Perkembangan itu didorong oleh pertumbuhan uang beredar sempit atau M1 sebesar 11,4% dan uang kuasi sebesar 5,9%. Denny menjelaskan perkembangan uang beredar pada November 2025 terutama dipengaruhi oleh tagihan bersih kepada pemerintah pusat dan perkembangan penyaluran kredit.

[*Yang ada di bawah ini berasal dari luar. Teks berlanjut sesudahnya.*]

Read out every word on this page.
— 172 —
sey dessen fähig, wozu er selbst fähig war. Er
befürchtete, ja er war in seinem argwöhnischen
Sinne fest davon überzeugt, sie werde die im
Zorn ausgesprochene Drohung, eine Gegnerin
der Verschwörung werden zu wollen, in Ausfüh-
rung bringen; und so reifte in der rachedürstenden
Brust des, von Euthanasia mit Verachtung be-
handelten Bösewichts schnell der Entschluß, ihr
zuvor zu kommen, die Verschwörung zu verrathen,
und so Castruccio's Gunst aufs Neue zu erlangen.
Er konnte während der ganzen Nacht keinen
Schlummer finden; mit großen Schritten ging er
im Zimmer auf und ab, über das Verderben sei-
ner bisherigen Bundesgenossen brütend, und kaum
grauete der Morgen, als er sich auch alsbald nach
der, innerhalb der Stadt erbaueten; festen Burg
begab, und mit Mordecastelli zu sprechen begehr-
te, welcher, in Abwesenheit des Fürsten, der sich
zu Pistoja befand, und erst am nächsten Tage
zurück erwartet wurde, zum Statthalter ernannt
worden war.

Tagihan bersih kepada pemerintah pusat tumbuh sebesar 8,7% secara tahunan. “Ini meningkat dibandingkan pertumbuhan pada bulan sebelumnya sebesar 5,4%,” ujar Denny.
Untuk penyaluran kredit pada November 2025 tercatat tumbuh 7,9%. Angka ini juga lebih tinggi dibandingkan pertumbuhan kredit pada Oktober 2025 sebesar 7,0% secara tahunan.
Dalam laporan bank sentral juga tertulis penyaluran kredit kepada debitur korporasi tumbuh 11,5%. Sedangkan kredit terhadap debitur perorangan juga tumbuh 3,7%.
Berdasarkan jenis penggunaannya, kredit modal kerja pada November 2025 tumbuh 2,5% secara tahunan dari bulan sebelumnya yang hanya 2,1%. Lalu kredit investasi tumbuh 17,8% yang juga naik dari bulan sebelumnya 15,0%.
BI juga mencatat kredit konsumsi pada November 2025 juga tumbuh 7,2% atau lebih tinggi dibandingkan bulan sebelumnya yang hanya 6,9%. Hal ini didorong oleh perkembangan kredit pemilikan rumah (KPR) dan kredit multiguna.